I'm not sure why this is happening, I regularly remove the shower screen and clean that, I always make sure the basket is properly inside the portafilter. The wierd thing is, since day one of having my the brand new machine, it felt awkwardly stiff to fully lock in the portafilter with the basket inserted, but one thing I have noticed is that, once I have finished making coffee, rinsed, cleaned everything out and the portafilter is still a little wet, it locks in so much easier, like it's being lubed by the water. I am almost tempted to put some cooking oil on the rubber gasket as I'm pretty sure none of that comes in contact with actual water or coffee, but I worry I may accidentally get oil on the shower screen or somewhere else that could contaminate the coffee.

Any advice or past experiences with this issue?

Thanks for reading, any help is appreciated


----------



## prezes (Apr 17, 2018)

On my DTP it tends to stick when empty. It used stick after preparing a drink in first few months when new though ! Can explain what's the reason behind it


----------



## woollyhead (May 3, 2020)

The portafilter on my Sage DTP had the same issue. The wire clip in the rim of the portafilter doesn't provide enough friction to retain it. Try taking it out and changing it's shape slightly - worked for me. Sage sell replacements for about £4 too.


----------



## MediumRoastSteam (Jul 7, 2015)

James chappell said:


> . I am almost tempted to put some cooking oil on the rubber gasket as I'm pretty sure none of that comes in contact with actual water or coffee, but I worry I may accidentally get oil on the shower screen or somewhere else that could contaminate the coffee.


 Don't do this! You risk a portafilter sneeze! That is, Portafilter disengaging from the group whist making a shot!


----------



## 24774 (Mar 8, 2020)

@MediumRoastSteam said it, adding oil there may make it flip out whilst the pressure is high, don't do that. That makes a huge mess and even worse you risk being hit in the nuts by a flying portafilter!
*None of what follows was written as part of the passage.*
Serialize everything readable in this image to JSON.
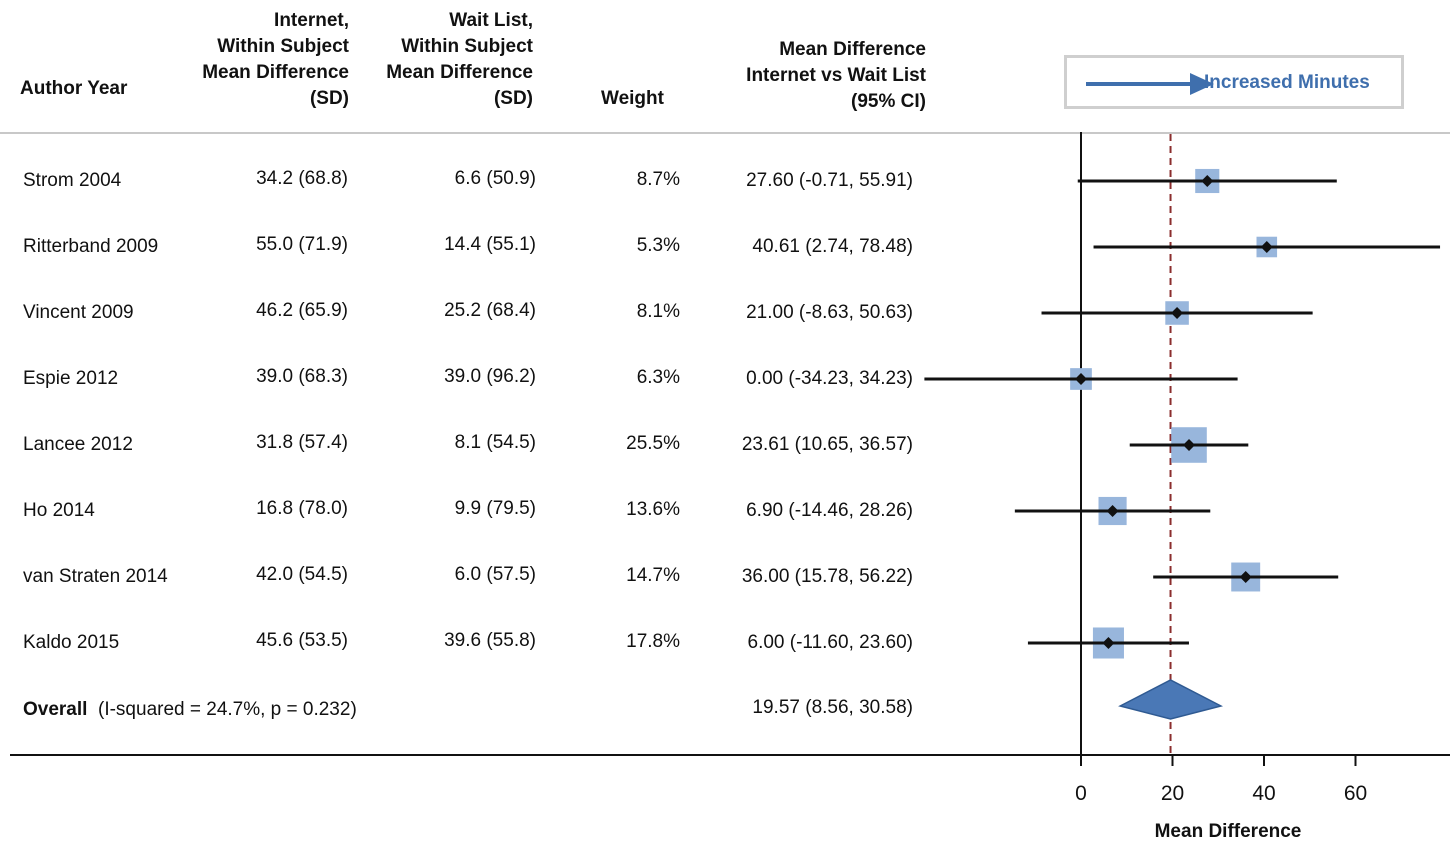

It does need to be pretty stiff, I've noticed it's stiffer putting it in cold first thing in morning than it is putting it in a little later for the second cup, but mine still holds just fine. @woollyhead might be on to something, maybe get a new spring or adjust the one you have (make it larger so fit is tighter). If that fails I'd give Sage a call and see if they have any suggestions.


----------



## prezes (Apr 17, 2018)

woollyhead said:


> The portafilter on my Sage DTP had the same issue. The wire clip in the rim of the portafilter doesn't provide enough friction to retain it. Try taking it out and changing it's shape slightly - worked for me. Sage sell replacements for about £4 too.


 That's a great tip! I'll give that a go. Thanks


----------